NOTES
HOME
ESSAYS

In Defense of Simple Architectures

Wave is a $1.7B company with 70 engineers whose product is a CRUD app that adds and subtracts numbers. In keeping with this, our architecture is a standard CRUD app architecture, a Python monolith on top of Postgres. Starting with a simple architecture and solving problems in simple ways where possible has allowed us to scale to this size while engineers mostly focus on work that delivers value to users.

Stackoverflow scaled up a monolith to good effect ( 2013 architecture / 2016 architecture ), eventually getting acquired for $1.8B. If we look at traffic instead of market cap, Stackoverflow is among the top 100 highest traffic sites on the internet (for many other examples of valuable companies that were built on top of monoliths, see the replies to this Twitter thread . We don’t have a lot of web traffic because we’re a mobile app, but Alexa still puts our website in the top 75k even though our website is basically just a way for people to find the app and most people don’t even find the app through our website).

There are some kinds of applications that have demands that would make a simple monolith on top of a boring database a non-starter but, for most kinds of applications, even at top-100 site levels of traffic, computers are fast enough that high-traffic apps can be served with simple architectures, which can generally be created more cheaply and easily than complex architectures.

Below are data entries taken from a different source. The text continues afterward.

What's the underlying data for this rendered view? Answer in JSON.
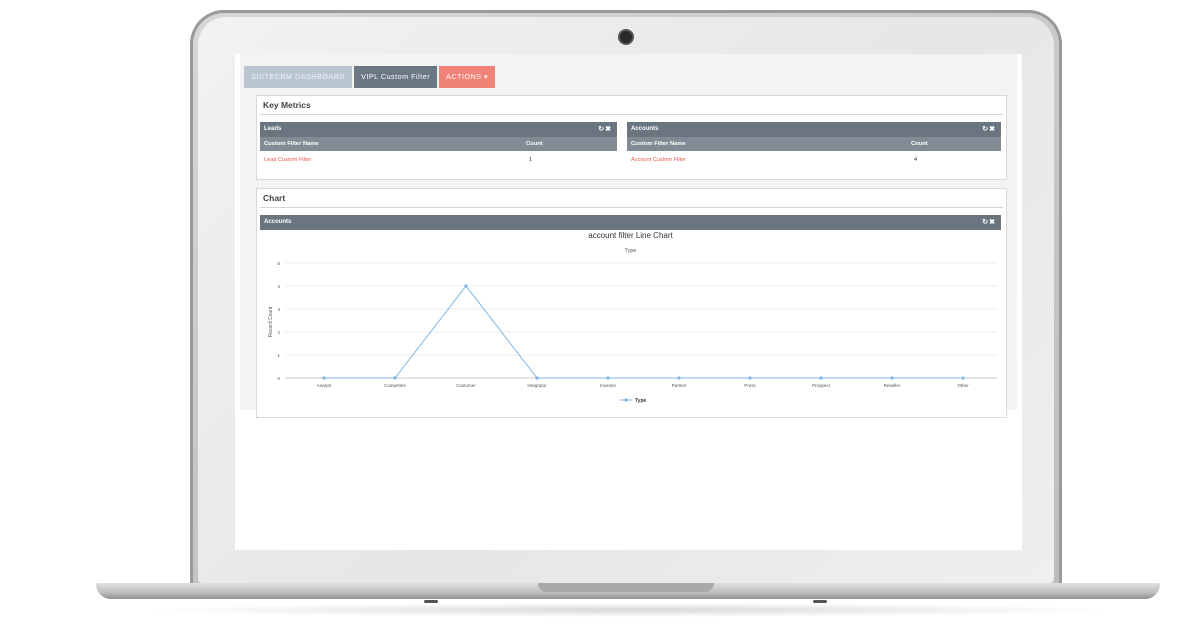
{
  "tabs": {
    "dashboard": "SUITECRM DASHBOARD",
    "custom_filter": "VIPL Custom Filter",
    "actions": "ACTIONS ▾"
  },
  "key_metrics": {
    "title": "Key Metrics",
    "leads": {
      "title": "Leads",
      "col_name": "Custom Filter Name",
      "col_count": "Count",
      "row_name": "Lead Custom Filter",
      "row_count": "1"
    },
    "accounts": {
      "title": "Accounts",
      "col_name": "Custom Filter Name",
      "col_count": "Count",
      "row_name": "Account Custom Filter",
      "row_count": "4"
    }
  },
  "chart_panel": {
    "title": "Chart",
    "dashlet_title": "Accounts"
  },
  "colors": {
    "line": "#7fb6e6",
    "header": "#6a7580",
    "link": "#e8574a",
    "actions_tab": "#f08377"
  },
  "chart_data": {
    "type": "line",
    "title": "account filter Line Chart",
    "subtitle": "Type",
    "xlabel": "",
    "ylabel": "Record Count",
    "categories": [
      "Analyst",
      "Competitor",
      "Customer",
      "Integrator",
      "Investor",
      "Partner",
      "Press",
      "Prospect",
      "Reseller",
      "Other"
    ],
    "series": [
      {
        "name": "Type",
        "values": [
          0,
          0,
          4,
          0,
          0,
          0,
          0,
          0,
          0,
          0
        ]
      }
    ],
    "yticks": [
      "0",
      "1",
      "2",
      "3",
      "4",
      "5"
    ],
    "ylim": [
      0,
      5
    ],
    "grid": true,
    "legend": "bottom-center"
  }
}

  1. Despite the unreasonable effectiveness of simple architectures
  2. Most press goes to complex architectures.

For example, at a recent generalist tech conference, there were six talks on how to build or deal with side effects of complex, microservice-based, architectures and zero on how one might build out a simple monolith. There were more talks on quantum computing (one) than talks on monoliths (zero). Larger conferences are similar; a recent enterprise-oriented conference in SF had a double-digit number of talks on dealing with the complexity of a sophisticated architecture and zero on how to build a simple monolith. Something that was striking to me the last time I attended that conference is how many attendees who worked at enterprises with low-scale applications that could’ve been built with simple architectures had copied the latest and greatest sophisticated techniques that are popular on the conference circuit and HN.

Our architecture is so simple I’m not even going to bother with an architectural diagram. Instead, I’ll discuss a few boring things we do that help us keep things boring.

We’re currently using boring, synchronous, Python, which means that our server processes block while waiting for I/O, like network requests. We previously tried Eventlet, an async framework that would, in theory, let us get more efficiency out of Python, but ran into so many bugs that we decided the CPU and latency cost of waiting for events wasn’t worth the operational pain we had to take on to deal with Eventlet issues. The are other well-known async frameworks for Python , but users of those at scale often also report significant fallout from using those frameworks at scale . Using synchronous Python is expensive, in the sense that we pay for CPU that does nothing but wait during network requests, but since we’re only handling billions of requests a month (for now), the cost of this is low even when using a slow language, like Python, and paying retail public cloud prices. The cost of our engineering team completely dominates the cost of the systems we operate.

Rather than take on the complexity of making our monolith async we farm out long-running tasks (that we don’t want responses to block on) to a queue.

A place where we can’t be as boring as we’d like is with our on-prem datacenters. When we were operating solely in Senegal and Côte d’Ivoire, we operated fully in the cloud, but as we expand into Uganda (and more countries in the future), we’re having to split our backend and deploy on-prem to comply with local data residency laws and regulations. That’s not exactly a simple operation, but as anyone who’s done the same thing with a complex service-oriented architecture knows, this operation is much simpler than it would’ve been if we had a complex service-oriented architecture.